One of the first criticisms was made by Thomas Khun, who questioned his reliability (1). Later Paul Feyerabend did it, exposing the overvaluation of scientific reason, defending the thesis that a disproportionate trust in the method and in scientists has limited personal growth in general (2).
- In this context, the crisis of validity and reliability of the results of published scientific research, subject to various biases, sample size limitations, conflicts of interest, etc., leads to conclusions such as that of Ioannidis (3):
- “the Current research findings are mostly false”, or frequently retracted (4), or “results are presented that no one can replicate, neither the laboratory that carried out the study nor other independent laboratories” (5,6).
The origin of this crisis is often attributed to the inappropriate use of the scientific method, either due to insufficient experimental models, incorrect trial design, erroneous applications of statistical calculations, or a malicious use of the method used: exaggerated interpretation of results, plagiarism, among others.
One of the main difficulties that modern experimental science is going through is that it is isolated, without a project and without interest in the human person, since it has “abandoned all philosophical pretensions and has become a gigantic business” (7).
The scientific method itself (quantitative studies), however, can initiate the manifest crisis.

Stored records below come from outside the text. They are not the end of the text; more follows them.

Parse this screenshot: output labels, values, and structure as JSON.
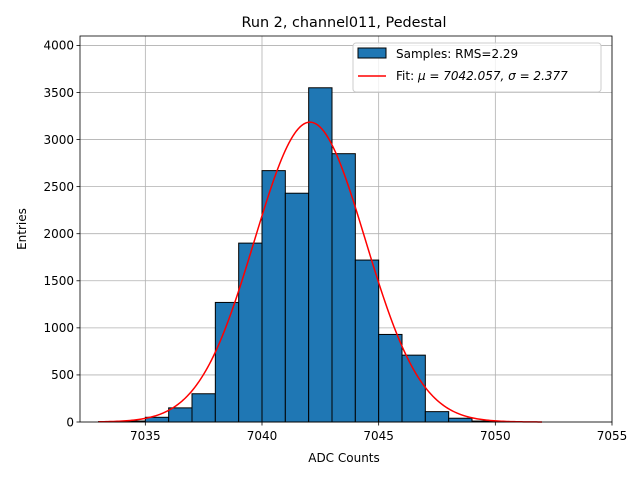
{
  "chart_data": {
    "type": "bar",
    "title": "Run 2, channel011, Pedestal",
    "xlabel": "ADC Counts",
    "ylabel": "Entries",
    "xlim": [
      7032.2,
      7055.0
    ],
    "ylim": [
      0,
      4100
    ],
    "xticks": [
      7035,
      7040,
      7045,
      7050,
      7055
    ],
    "yticks": [
      0,
      500,
      1000,
      1500,
      2000,
      2500,
      3000,
      3500,
      4000
    ],
    "grid": true,
    "legend_position": "top-right",
    "bin_edges": [
      7033,
      7034,
      7035,
      7036,
      7037,
      7038,
      7039,
      7040,
      7041,
      7042,
      7043,
      7044,
      7045,
      7046,
      7047,
      7048,
      7049,
      7050,
      7051,
      7052
    ],
    "series": [
      {
        "name": "Samples: RMS=2.29",
        "kind": "histogram",
        "color": "#1f77b4",
        "values": [
          5,
          10,
          50,
          150,
          300,
          1270,
          1900,
          2670,
          2430,
          3550,
          2850,
          1720,
          930,
          710,
          110,
          40,
          10,
          3,
          0
        ]
      },
      {
        "name_prefix": "Fit: ",
        "name_math": "μ = 7042.057, σ = 2.377",
        "kind": "gaussian-fit",
        "color": "#ff0000",
        "mu": 7042.057,
        "sigma": 2.377,
        "amplitude": 3185,
        "x_range": [
          7033,
          7052
        ]
      }
    ]
  }
}
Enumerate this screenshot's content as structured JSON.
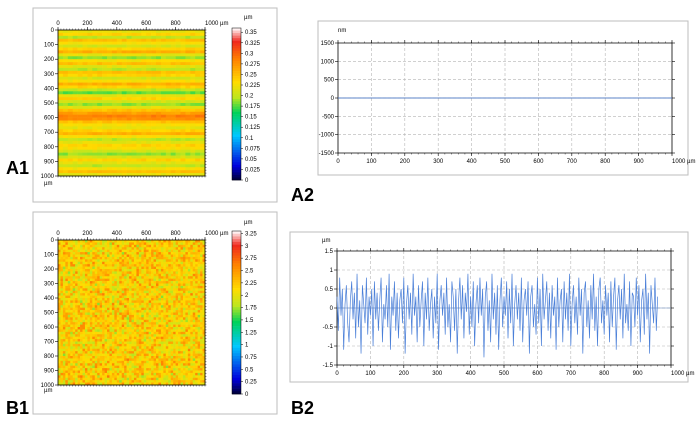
{
  "chart_data": [
    {
      "id": "A1",
      "type": "heatmap",
      "panel_label": "A1",
      "x_unit": "µm",
      "y_unit": "µm",
      "colorbar_unit": "µm",
      "x_ticks": [
        0,
        200,
        400,
        600,
        800,
        1000
      ],
      "y_ticks": [
        0,
        100,
        200,
        300,
        400,
        500,
        600,
        700,
        800,
        900,
        1000
      ],
      "x_tick_labels": [
        "0",
        "200",
        "400",
        "600",
        "800",
        "1000 µm"
      ],
      "y_tick_labels": [
        "0",
        "100",
        "200",
        "300",
        "400",
        "500",
        "600",
        "700",
        "800",
        "900",
        "1000"
      ],
      "xlim": [
        0,
        1000
      ],
      "ylim": [
        0,
        1000
      ],
      "colorbar_ticks": [
        "0.35",
        "0.325",
        "0.3",
        "0.275",
        "0.25",
        "0.225",
        "0.2",
        "0.175",
        "0.15",
        "0.125",
        "0.1",
        "0.075",
        "0.05",
        "0.025",
        "0"
      ],
      "colorbar_range": [
        0,
        0.36
      ],
      "row_profile": [
        0.22,
        0.24,
        0.2,
        0.25,
        0.23,
        0.21,
        0.24,
        0.26,
        0.22,
        0.19,
        0.23,
        0.25,
        0.22,
        0.2,
        0.25,
        0.24,
        0.21,
        0.23,
        0.26,
        0.24,
        0.2,
        0.18,
        0.22,
        0.24,
        0.21,
        0.19,
        0.22,
        0.25,
        0.27,
        0.29,
        0.28,
        0.25,
        0.23,
        0.22,
        0.24,
        0.26,
        0.23,
        0.2,
        0.22,
        0.24,
        0.23,
        0.21,
        0.19,
        0.21,
        0.24,
        0.22,
        0.2,
        0.23,
        0.25,
        0.22
      ]
    },
    {
      "id": "A2",
      "type": "line",
      "panel_label": "A2",
      "y_unit": "nm",
      "x_unit": "µm",
      "x_ticks": [
        0,
        100,
        200,
        300,
        400,
        500,
        600,
        700,
        800,
        900,
        1000
      ],
      "x_tick_labels": [
        "0",
        "100",
        "200",
        "300",
        "400",
        "500",
        "600",
        "700",
        "800",
        "900",
        "1000 µm"
      ],
      "y_ticks": [
        1500,
        1000,
        500,
        0,
        -500,
        -1000,
        -1500
      ],
      "xlim": [
        0,
        1000
      ],
      "ylim": [
        -1500,
        1500
      ],
      "series": [
        {
          "color": "#4472c4",
          "x": [
            0,
            100,
            200,
            300,
            400,
            500,
            600,
            700,
            800,
            900,
            1000
          ],
          "y": [
            0,
            0,
            0,
            0,
            0,
            0,
            0,
            0,
            0,
            0,
            0
          ]
        }
      ]
    },
    {
      "id": "B1",
      "type": "heatmap",
      "panel_label": "B1",
      "x_unit": "µm",
      "y_unit": "µm",
      "colorbar_unit": "µm",
      "x_ticks": [
        0,
        200,
        400,
        600,
        800,
        1000
      ],
      "y_ticks": [
        0,
        100,
        200,
        300,
        400,
        500,
        600,
        700,
        800,
        900,
        1000
      ],
      "x_tick_labels": [
        "0",
        "200",
        "400",
        "600",
        "800",
        "1000 µm"
      ],
      "y_tick_labels": [
        "0",
        "100",
        "200",
        "300",
        "400",
        "500",
        "600",
        "700",
        "800",
        "900",
        "1000"
      ],
      "xlim": [
        0,
        1000
      ],
      "ylim": [
        0,
        1000
      ],
      "colorbar_ticks": [
        "3.25",
        "3",
        "2.75",
        "2.5",
        "2.25",
        "2",
        "1.75",
        "1.5",
        "1.25",
        "1",
        "0.75",
        "0.5",
        "0.25",
        "0"
      ],
      "colorbar_range": [
        0,
        3.3
      ],
      "mean_value": 2.2,
      "spread": 0.5
    },
    {
      "id": "B2",
      "type": "line",
      "panel_label": "B2",
      "y_unit": "µm",
      "x_unit": "µm",
      "x_ticks": [
        0,
        100,
        200,
        300,
        400,
        500,
        600,
        700,
        800,
        900,
        1000
      ],
      "x_tick_labels": [
        "0",
        "100",
        "200",
        "300",
        "400",
        "500",
        "600",
        "700",
        "800",
        "900",
        "1000 µm"
      ],
      "y_ticks": [
        1.5,
        1,
        0.5,
        0,
        -0.5,
        -1,
        -1.5
      ],
      "y_tick_labels": [
        "1.5",
        "1",
        "0.5",
        "0",
        "-0.5",
        "-1",
        "-1.5"
      ],
      "xlim": [
        0,
        1000
      ],
      "ylim": [
        -1.5,
        1.5
      ],
      "series": [
        {
          "color": "#4a7fd8",
          "x_step": 4,
          "y": [
            0.3,
            -0.6,
            0.8,
            -0.2,
            0.5,
            -1.1,
            0.1,
            0.6,
            -0.4,
            -0.9,
            0.2,
            0.7,
            -0.3,
            0.4,
            -0.8,
            0.9,
            -0.5,
            0.2,
            -1.2,
            0.6,
            0.1,
            -0.4,
            0.8,
            -0.7,
            0.3,
            -0.2,
            0.5,
            -1.0,
            0.7,
            -0.3,
            0.4,
            -0.6,
            0.2,
            0.8,
            -0.9,
            0.1,
            -0.3,
            0.6,
            -0.5,
            0.9,
            -1.1,
            0.3,
            -0.2,
            0.7,
            -0.6,
            0.4,
            -0.8,
            0.2,
            0.5,
            -0.4,
            0.8,
            -1.2,
            0.1,
            0.6,
            -0.3,
            0.4,
            -0.7,
            0.9,
            -0.2,
            0.3,
            -0.9,
            0.6,
            -0.5,
            0.2,
            0.7,
            -1.0,
            0.4,
            -0.3,
            0.8,
            -0.6,
            0.1,
            0.5,
            -0.8,
            0.3,
            -0.4,
            0.9,
            -1.1,
            0.2,
            0.6,
            -0.2,
            0.4,
            -0.7,
            0.8,
            -0.5,
            0.1,
            -0.9,
            0.7,
            0.3,
            -0.6,
            0.5,
            -1.2,
            0.2,
            0.8,
            -0.3,
            0.6,
            -0.8,
            0.4,
            -0.1,
            0.9,
            -0.7,
            0.3,
            -0.5,
            0.7,
            -1.0,
            0.1,
            0.6,
            -0.4,
            0.8,
            -0.2,
            0.5,
            -1.3,
            0.3,
            0.7,
            -0.6,
            0.2,
            -0.9,
            0.9,
            -0.3,
            0.4,
            -0.7,
            0.6,
            -1.1,
            0.2,
            0.8,
            -0.5,
            0.3,
            -0.2,
            0.7,
            -0.8,
            0.5,
            -0.4,
            0.9,
            -1.0,
            0.1,
            0.6,
            -0.3,
            0.4,
            -0.6,
            0.8,
            -0.9,
            0.2,
            0.5,
            -0.2,
            0.7,
            -1.2,
            0.3,
            0.6,
            -0.5,
            0.1,
            -0.7,
            0.8,
            -0.4,
            0.5,
            -1.0,
            0.9,
            -0.3,
            0.2,
            0.7,
            -0.6,
            0.4,
            -0.8,
            0.6,
            -0.2,
            0.3,
            -1.1,
            0.8,
            -0.5,
            0.2,
            0.5,
            -0.9,
            0.7,
            -0.3,
            0.4,
            -0.6,
            0.9,
            -1.0,
            0.1,
            0.6,
            -0.4,
            0.3,
            -0.7,
            0.8,
            -0.2,
            0.5,
            -1.2,
            0.4,
            0.7,
            -0.5,
            0.2,
            -0.8,
            0.6,
            -0.3,
            0.9,
            -0.6,
            0.3,
            -1.0,
            0.5,
            0.8,
            -0.4,
            0.2,
            -0.7,
            0.6,
            -0.2,
            0.4,
            -0.9,
            0.7,
            -0.5,
            0.3,
            0.8,
            -1.1,
            0.2,
            0.6,
            -0.3,
            0.5,
            -0.8,
            0.9,
            -0.4,
            0.1,
            -0.6,
            0.7,
            -1.0,
            0.4,
            0.3,
            -0.5,
            0.8,
            -0.2,
            0.6,
            -0.9,
            0.2,
            0.5,
            -0.7,
            0.9,
            -0.3,
            0.4,
            -1.2,
            0.6,
            0.1,
            -0.4,
            0.8,
            -0.6,
            0.3
          ]
        }
      ]
    }
  ]
}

Indeed, the method relies on experimental models that are biased from the start of their application. On the other hand, the application of a physical-mechanical method requires extrapolating the results to present conclusions that answer questions related to life.
Can a method based on experimental models be effective in the treatment of human diseases?
The limitation of the scientific method (8) is evident in the broad spectrum of autoimmune diseases (i.e. autoimmune hepatitis). Causes, markers for diagnosis and effective therapies continue to be investigated, without being able to prevent the disease or promote a cure. In addition, its association with additional diseases such as primary biliary cirrhosis or sclerosing cholangitis remains unclear (9).
Another example of the limitation of the scientific method is in the study of Irritable Bowel Syndrome, without a single pathophysiology, of variable prevalence, it affects more women without discerning its origin, proposing as causes mere associations as intriguing as socioeconomic status (10 ), or some mental health problems.
All of the above allows us to affirm that “science is in a hopeless situation” (11). Ivan Illich (12), argues that “unquestionable medicine hurts more than it heals”, and considers that the practice of medicine causes a “social iatrogenesis”. The patient must be analyzed as a whole, be holistic, not leave aside the social determinants of the disease, the psychic and spiritual aspects of the patients.